The publication The PowerPC Architecture: A specification for a new
family of RISC processors describes the PowerPC Instruction Set
Architecture has having three levels of compliance:
- UEA - User Instruction Set Architecture
"the registers, instructions, storage model, and execution
model that are available to all application programs"
- VEA - Virtual Environment Architecture
"the features of the architecture that permit application
programs to create or modify code, to share data among programs in a
multiprocessing system, and to optimize the performance of storage
accesses"
- OEA - Operating Environment Architecture
"the features of the architecture that permit operating
systems to allocate and manage storage, to handle errors encountered
by application programs, to support I/O devices, and to provide the
other services expected of secure, modern, multiprocessor operating
systems"
PSIM, both implements all three levels of the
PowerPC Instruction Set Architecture, and includes,
for each level, a number of simulated run-time environments:
- UEA
PSIM can run static programs compiled for any of
the following operating systems:
- VEA
Support for environmental features of the Instruction Set
Architecture including:
- Symetric multi-processing
- Cache manipulation
- Time base registers
- OEA
Details of the target PowerPC Platform being modeled
can be specified including:
- firmware (Motorola BUG or OpenFirmware)

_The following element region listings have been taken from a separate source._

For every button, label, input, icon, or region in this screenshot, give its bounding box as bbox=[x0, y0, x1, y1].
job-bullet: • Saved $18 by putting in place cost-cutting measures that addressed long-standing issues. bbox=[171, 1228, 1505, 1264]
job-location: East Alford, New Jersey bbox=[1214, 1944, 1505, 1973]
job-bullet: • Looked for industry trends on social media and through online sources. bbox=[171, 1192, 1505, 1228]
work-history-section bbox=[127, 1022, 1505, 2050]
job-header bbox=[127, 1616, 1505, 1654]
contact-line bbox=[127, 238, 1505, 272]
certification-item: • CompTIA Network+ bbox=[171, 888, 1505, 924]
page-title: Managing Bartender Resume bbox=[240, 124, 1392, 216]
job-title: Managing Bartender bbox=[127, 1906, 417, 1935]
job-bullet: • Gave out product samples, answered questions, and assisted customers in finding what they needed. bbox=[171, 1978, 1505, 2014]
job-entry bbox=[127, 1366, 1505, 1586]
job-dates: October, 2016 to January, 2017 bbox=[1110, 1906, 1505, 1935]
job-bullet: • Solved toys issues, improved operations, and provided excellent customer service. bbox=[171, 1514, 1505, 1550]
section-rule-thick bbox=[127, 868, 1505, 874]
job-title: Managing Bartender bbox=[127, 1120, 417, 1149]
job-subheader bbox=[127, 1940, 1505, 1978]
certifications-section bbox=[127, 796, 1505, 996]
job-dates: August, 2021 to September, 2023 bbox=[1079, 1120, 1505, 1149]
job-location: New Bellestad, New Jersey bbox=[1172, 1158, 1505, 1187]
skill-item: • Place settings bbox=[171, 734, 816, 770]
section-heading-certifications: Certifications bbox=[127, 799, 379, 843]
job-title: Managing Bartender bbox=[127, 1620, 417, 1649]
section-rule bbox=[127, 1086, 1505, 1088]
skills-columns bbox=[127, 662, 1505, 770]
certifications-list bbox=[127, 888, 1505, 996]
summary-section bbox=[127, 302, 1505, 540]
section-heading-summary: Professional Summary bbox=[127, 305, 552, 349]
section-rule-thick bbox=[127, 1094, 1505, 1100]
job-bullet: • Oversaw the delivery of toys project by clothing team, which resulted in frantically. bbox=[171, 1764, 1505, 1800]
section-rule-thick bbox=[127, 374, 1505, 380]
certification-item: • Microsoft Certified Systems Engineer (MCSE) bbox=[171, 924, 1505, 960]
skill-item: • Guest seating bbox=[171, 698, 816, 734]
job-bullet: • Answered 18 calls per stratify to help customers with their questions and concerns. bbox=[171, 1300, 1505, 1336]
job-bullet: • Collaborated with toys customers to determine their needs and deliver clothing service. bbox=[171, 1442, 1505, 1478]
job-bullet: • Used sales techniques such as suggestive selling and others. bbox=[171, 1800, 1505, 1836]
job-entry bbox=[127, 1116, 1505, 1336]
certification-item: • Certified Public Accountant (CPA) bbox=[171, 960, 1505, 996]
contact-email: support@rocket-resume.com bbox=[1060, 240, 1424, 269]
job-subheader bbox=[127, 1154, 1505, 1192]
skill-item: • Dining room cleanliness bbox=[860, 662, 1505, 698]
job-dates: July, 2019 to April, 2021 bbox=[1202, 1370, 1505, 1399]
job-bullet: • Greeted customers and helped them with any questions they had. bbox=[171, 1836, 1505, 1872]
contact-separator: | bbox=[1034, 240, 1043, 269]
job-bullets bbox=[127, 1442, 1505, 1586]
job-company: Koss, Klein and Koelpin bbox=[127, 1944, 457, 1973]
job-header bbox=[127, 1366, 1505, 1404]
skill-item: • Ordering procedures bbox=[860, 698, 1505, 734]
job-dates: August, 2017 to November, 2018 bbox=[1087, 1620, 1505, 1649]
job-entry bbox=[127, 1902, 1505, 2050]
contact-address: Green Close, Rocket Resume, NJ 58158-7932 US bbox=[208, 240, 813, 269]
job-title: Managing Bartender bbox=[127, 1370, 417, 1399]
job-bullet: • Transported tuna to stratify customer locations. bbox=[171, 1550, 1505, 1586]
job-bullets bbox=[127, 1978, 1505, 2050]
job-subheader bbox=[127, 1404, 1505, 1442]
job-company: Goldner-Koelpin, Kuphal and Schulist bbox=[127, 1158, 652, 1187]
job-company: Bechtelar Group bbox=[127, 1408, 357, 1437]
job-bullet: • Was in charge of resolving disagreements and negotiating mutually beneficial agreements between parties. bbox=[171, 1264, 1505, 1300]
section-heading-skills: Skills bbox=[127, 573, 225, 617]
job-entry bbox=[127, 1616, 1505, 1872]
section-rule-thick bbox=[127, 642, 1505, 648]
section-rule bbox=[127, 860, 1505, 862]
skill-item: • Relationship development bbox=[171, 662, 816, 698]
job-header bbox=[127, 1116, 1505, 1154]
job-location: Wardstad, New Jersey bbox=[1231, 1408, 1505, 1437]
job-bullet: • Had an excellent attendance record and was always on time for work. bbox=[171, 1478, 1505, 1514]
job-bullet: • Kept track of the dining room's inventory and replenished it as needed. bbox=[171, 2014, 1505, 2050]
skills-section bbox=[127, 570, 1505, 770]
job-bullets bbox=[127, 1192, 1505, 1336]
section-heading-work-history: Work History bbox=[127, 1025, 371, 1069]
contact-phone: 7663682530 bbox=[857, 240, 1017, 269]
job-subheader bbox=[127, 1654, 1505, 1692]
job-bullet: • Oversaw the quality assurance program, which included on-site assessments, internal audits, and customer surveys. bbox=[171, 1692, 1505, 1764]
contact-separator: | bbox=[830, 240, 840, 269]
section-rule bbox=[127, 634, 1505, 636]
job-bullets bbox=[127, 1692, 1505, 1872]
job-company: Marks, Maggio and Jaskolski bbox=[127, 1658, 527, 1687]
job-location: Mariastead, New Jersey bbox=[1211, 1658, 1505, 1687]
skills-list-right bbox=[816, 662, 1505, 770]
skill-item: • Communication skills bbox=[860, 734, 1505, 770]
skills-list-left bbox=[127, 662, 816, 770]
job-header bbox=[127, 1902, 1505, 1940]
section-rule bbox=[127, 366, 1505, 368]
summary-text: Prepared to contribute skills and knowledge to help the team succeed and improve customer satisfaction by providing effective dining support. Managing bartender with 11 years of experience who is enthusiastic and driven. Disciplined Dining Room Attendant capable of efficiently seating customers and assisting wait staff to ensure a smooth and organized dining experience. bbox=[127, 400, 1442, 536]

- memory and I/O address maps
- attached devices
- interrupt controller (OpenPIC) configuration
In addition, PSIM, to the execution unit level, models
the performance of most of the current PowerPC implementations
(contributed by Michael Meissner). This detailed performance monitoring
(unlike many other simulators) resulting in only a relatively marginal
reduction in the simulators performance.
This document, firstly explains how to build and run PSIM. It then goes
on to discuss the details of the internals of this simulator.
The most recent formal release of PSIM is version 2.1. In addition to
describing that release of PSIM, this document also describes extensions
that have been proposed for a future release of the PSIM Architecture.